New Mexico Makes Strides on Emissions

NM sign As international delegates continue to discuss climate change in Cancun this week, one US state has taken matters into its own hands. On December 6th, New Mexico's Environmental Improvement Board voted to adopt a plan in which businesses that produce over 25,000 metric tons of carbon dioxide annually will reduce emissions 3 percent per year starting in 2012. The ambitious plan sets a goal for the state to bring its emission levels 25% below carbon rates in 1990. 

The history of this new measure is relatively unprecedented in that it evolved from a proposal submitted by a regional non-profit called New Energy Economy. The plan overcame significant obstacles, including a lawsuit backed by the fossil-fuel industry that questioned the Environmental Improvement Board's right to regulate emissions. Attorneys from the New Mexico Environmental Law Center successfully argued in favor of the plan by relying on testimony from concerned citizens such as a doctor from the New Mexico Pediatric Society.
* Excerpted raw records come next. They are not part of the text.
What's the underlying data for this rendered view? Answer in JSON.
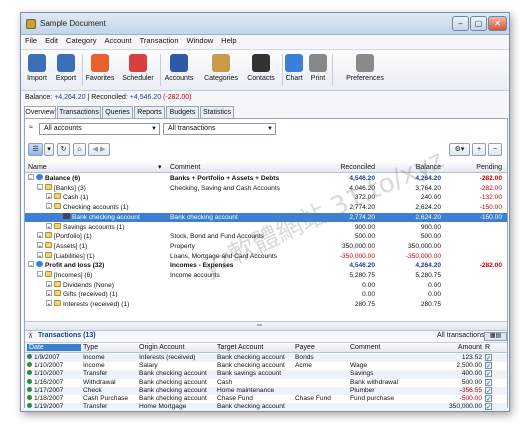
{
  "window": {
    "title": "Sample Document",
    "min": "–",
    "max": "▢",
    "close": "✕"
  },
  "menu": [
    "File",
    "Edit",
    "Category",
    "Account",
    "Transaction",
    "Window",
    "Help"
  ],
  "toolbar": [
    {
      "label": "Import",
      "icon": "import-icon",
      "color": "#3c6fb8"
    },
    {
      "label": "Export",
      "icon": "export-icon",
      "color": "#3c6fb8"
    },
    {
      "label": "Favorites",
      "icon": "heart-icon",
      "color": "#e8602c"
    },
    {
      "label": "Scheduler",
      "icon": "calendar-icon",
      "color": "#d84040"
    },
    {
      "label": "Accounts",
      "icon": "accounts-icon",
      "color": "#2d5aa8"
    },
    {
      "label": "Categories",
      "icon": "categories-icon",
      "color": "#c89a4a"
    },
    {
      "label": "Contacts",
      "icon": "contacts-icon",
      "color": "#333333"
    },
    {
      "label": "Chart",
      "icon": "chart-icon",
      "color": "#3c7fd8"
    },
    {
      "label": "Print",
      "icon": "print-icon",
      "color": "#888888"
    },
    {
      "label": "Preferences",
      "icon": "preferences-icon",
      "color": "#8a8a8a"
    }
  ],
  "status": {
    "balance_label": "Balance: ",
    "balance": "+4,264.20",
    "sep": " | Reconciled: ",
    "reconciled": "+4,546.20",
    "pending": " (-282.00)"
  },
  "tabs": [
    "Overview",
    "Transactions",
    "Queries",
    "Reports",
    "Budgets",
    "Statistics"
  ],
  "filters": {
    "accounts": "All accounts",
    "transactions": "All transactions"
  },
  "account_columns": [
    "Name",
    "Comment",
    "Reconciled",
    "Balance",
    "Pending"
  ],
  "accounts": [
    {
      "indent": 0,
      "expand": "−",
      "name": "Balance (6)",
      "comment": "Banks + Portfolio + Assets + Debts",
      "rec": "4,546.20",
      "bal": "4,264.20",
      "pend": "-282.00",
      "bold": true,
      "icon": "globe"
    },
    {
      "indent": 1,
      "expand": "−",
      "name": "[Banks] (3)",
      "comment": "Checking, Saving and Cash Accounts",
      "rec": "4,046.20",
      "bal": "3,764.20",
      "pend": "-282.00",
      "icon": "folder"
    },
    {
      "indent": 2,
      "expand": "+",
      "name": "Cash (1)",
      "comment": "",
      "rec": "372.00",
      "bal": "240.00",
      "pend": "-132.00",
      "icon": "folder"
    },
    {
      "indent": 2,
      "expand": "−",
      "name": "Checking accounts (1)",
      "comment": "",
      "rec": "2,774.20",
      "bal": "2,624.20",
      "pend": "-150.00",
      "icon": "folder"
    },
    {
      "indent": 3,
      "expand": "",
      "name": "Bank checking account",
      "comment": "Bank checking account",
      "rec": "2,774.20",
      "bal": "2,624.20",
      "pend": "-150.00",
      "icon": "acct",
      "selected": true
    },
    {
      "indent": 2,
      "expand": "+",
      "name": "Savings accounts (1)",
      "comment": "",
      "rec": "900.00",
      "bal": "900.00",
      "pend": "",
      "icon": "folder"
    },
    {
      "indent": 1,
      "expand": "+",
      "name": "[Portfolio] (1)",
      "comment": "Stock, Bond and Fund Accounts",
      "rec": "500.00",
      "bal": "500.00",
      "pend": "",
      "icon": "folder"
    },
    {
      "indent": 1,
      "expand": "+",
      "name": "[Assets] (1)",
      "comment": "Property",
      "rec": "350,000.00",
      "bal": "350,000.00",
      "pend": "",
      "icon": "folder"
    },
    {
      "indent": 1,
      "expand": "+",
      "name": "[Liabilities] (1)",
      "comment": "Loans, Mortgage and Card Accounts",
      "rec": "-350,000.00",
      "bal": "-350,000.00",
      "pend": "",
      "icon": "folder"
    },
    {
      "indent": 0,
      "expand": "−",
      "name": "Profit and loss (32)",
      "comment": "Incomes - Expenses",
      "rec": "4,546.20",
      "bal": "4,264.20",
      "pend": "-282.00",
      "bold": true,
      "icon": "globe"
    },
    {
      "indent": 1,
      "expand": "−",
      "name": "[Incomes] (6)",
      "comment": "Income accounts",
      "rec": "5,280.75",
      "bal": "5,280.75",
      "pend": "",
      "icon": "folder"
    },
    {
      "indent": 2,
      "expand": "+",
      "name": "Dividends (None)",
      "comment": "",
      "rec": "0.00",
      "bal": "0.00",
      "pend": "",
      "icon": "folder"
    },
    {
      "indent": 2,
      "expand": "+",
      "name": "Gifts (received) (1)",
      "comment": "",
      "rec": "0.00",
      "bal": "0.00",
      "pend": "",
      "icon": "folder"
    },
    {
      "indent": 2,
      "expand": "+",
      "name": "Interests (received) (1)",
      "comment": "",
      "rec": "280.75",
      "bal": "280.75",
      "pend": "",
      "icon": "folder"
    }
  ],
  "transactions_bar": {
    "title": "Transactions (13)",
    "filter": "All transactions"
  },
  "txn_columns": [
    "Date",
    "Type",
    "Origin Account",
    "Target Account",
    "Payee",
    "Comment",
    "Amount",
    "R"
  ],
  "transactions": [
    {
      "date": "1/9/2007",
      "type": "Income",
      "origin": "Interests (received)",
      "target": "Bank checking account",
      "payee": "Bonds",
      "comment": "",
      "amount": "123.52",
      "neg": false
    },
    {
      "date": "1/10/2007",
      "type": "Income",
      "origin": "Salary",
      "target": "Bank checking account",
      "payee": "Acme",
      "comment": "Wage",
      "amount": "2,500.00",
      "neg": false
    },
    {
      "date": "1/10/2007",
      "type": "Transfer",
      "origin": "Bank checking account",
      "target": "Bank savings account",
      "payee": "",
      "comment": "Savings",
      "amount": "400.00",
      "neg": false
    },
    {
      "date": "1/16/2007",
      "type": "Withdrawal",
      "origin": "Bank checking account",
      "target": "Cash",
      "payee": "",
      "comment": "Bank withdrawal",
      "amount": "500.00",
      "neg": false
    },
    {
      "date": "1/17/2007",
      "type": "Check",
      "origin": "Bank checking account",
      "target": "Home maintenance",
      "payee": "",
      "comment": "Plumber",
      "amount": "-356.55",
      "neg": true
    },
    {
      "date": "1/18/2007",
      "type": "Cash Purchase",
      "origin": "Bank checking account",
      "target": "Chase Fund",
      "payee": "Chase Fund",
      "comment": "Fund purchase",
      "amount": "-500.00",
      "neg": true
    },
    {
      "date": "1/19/2007",
      "type": "Transfer",
      "origin": "Home Mortgage",
      "target": "Bank checking account",
      "payee": "",
      "comment": "",
      "amount": "350,000.00",
      "neg": false
    }
  ],
  "watermark": "yz軟體網站 31.to/xyz"
}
Despite the plan's ambitious goals for the future, it faces one major hurdle. New Mexico's recently-elected governor, Republican Susanna Martinez, has the power to appoint members of the Environmental Improvement Board and probably will not be supportive of a measure that calls for business to reduce its impact. Still, according to CleanTechnica it could take up to a year for a newly constituted board to fully overturn the historic measure.